Bei den Fachhochschulen wiederholt sich das im Übrigen. Ich möchte Sie jetzt aber nicht mit Zahlen langweilen.Die Fachhochschule Gießen-Friedberg beispielsweise bildet mehr als 1.000 Studierende mehr aus, als ihr Mittel zur Verfügung gestellt werden. Dieses Muster zeigt sich also auch bei den Fachhochschulen.

Schauen wir uns nun noch einmal die Ziele an, die wir mit der neuen Hochschulfinanzierung verfolgt haben.Wir haben beispielsweise festgelegt, dass wir nur noch Studierende fördern, die innerhalb der Regelstudienzeit studieren. Unser Ziel war, die Hochschulen dazu zu bringen, dass sie mehr Studierende innerhalb der Regelstudienzeit ausbilden. Die Ministerin hat kurz nach ihrem Amtsantritt gesagt, dass es eines ihrer Ziele sei, die Zahl der Studierenden, die innerhalb der Regelstudienzeit studieren, zu erhöhen.

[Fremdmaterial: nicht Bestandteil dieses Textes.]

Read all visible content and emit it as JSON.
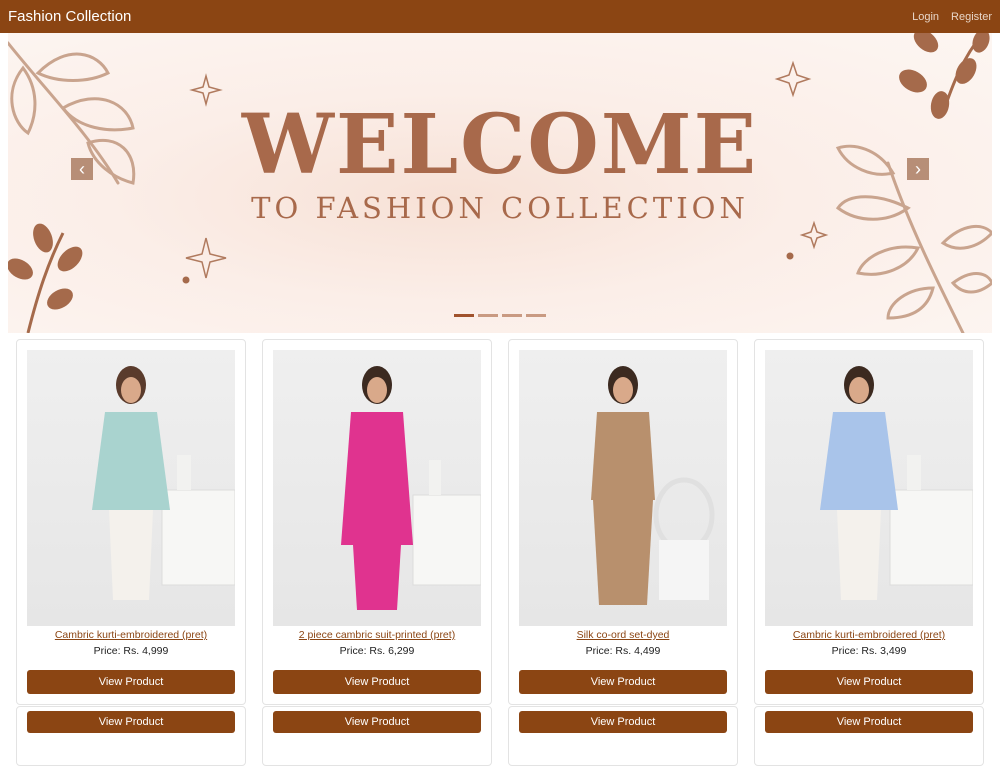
{
  "navbar": {
    "brand": "Fashion Collection",
    "links": [
      "Login",
      "Register"
    ]
  },
  "carousel": {
    "heading": "WELCOME",
    "subheading": "TO FASHION COLLECTION",
    "prev_icon": "chevron-left-icon",
    "next_icon": "chevron-right-icon",
    "indicator_count": 4,
    "active_index": 0
  },
  "products": [
    {
      "name": "Cambric kurti-embroidered (pret)",
      "price": "Price: Rs. 4,999",
      "button": "View Product",
      "top_color": "#a9d3cf",
      "bottom_color": "#f4f1ec"
    },
    {
      "name": "2 piece cambric suit-printed (pret)",
      "price": "Price: Rs. 6,299",
      "button": "View Product",
      "top_color": "#e0338f",
      "bottom_color": "#e0338f"
    },
    {
      "name": "Silk co-ord set-dyed",
      "price": "Price: Rs. 4,499",
      "button": "View Product",
      "top_color": "#b8906d",
      "bottom_color": "#b8906d"
    },
    {
      "name": "Cambric kurti-embroidered (pret)",
      "price": "Price: Rs. 3,499",
      "button": "View Product",
      "top_color": "#a9c4ea",
      "bottom_color": "#f4f1ec"
    }
  ],
  "second_row": [
    {
      "button": "View Product"
    },
    {
      "button": "View Product"
    },
    {
      "button": "View Product"
    },
    {
      "button": "View Product"
    }
  ],
  "colors": {
    "brand": "#8b4513",
    "accent_text": "#a8694b"
  }
}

Schauen wir uns einmal anhand der Antwort der Landesregierung auf die Große Anfrage an,wie sich die faktische Entwicklung zeigt, ob dieses Instrument, das wir nutzen, überhaupt das richtige ist. Wir stellen fest, dass sich die Zahl der Absolventen, die innerhalb der Regelstudienzeit studiert haben, kaum verändert hat. Das verwundert auch nicht; denn die nord- und mittelhessischen Universitäten bekommen wesentlich weniger Geld, als sie Studierende ausbilden.Von welchem Geld sollen sie denn ein besseres Lehrangebot schaffen? Wenn sich die Studierendenzahlen erhöhen, verschlechtern sich die Studienbedingungen immer weiter.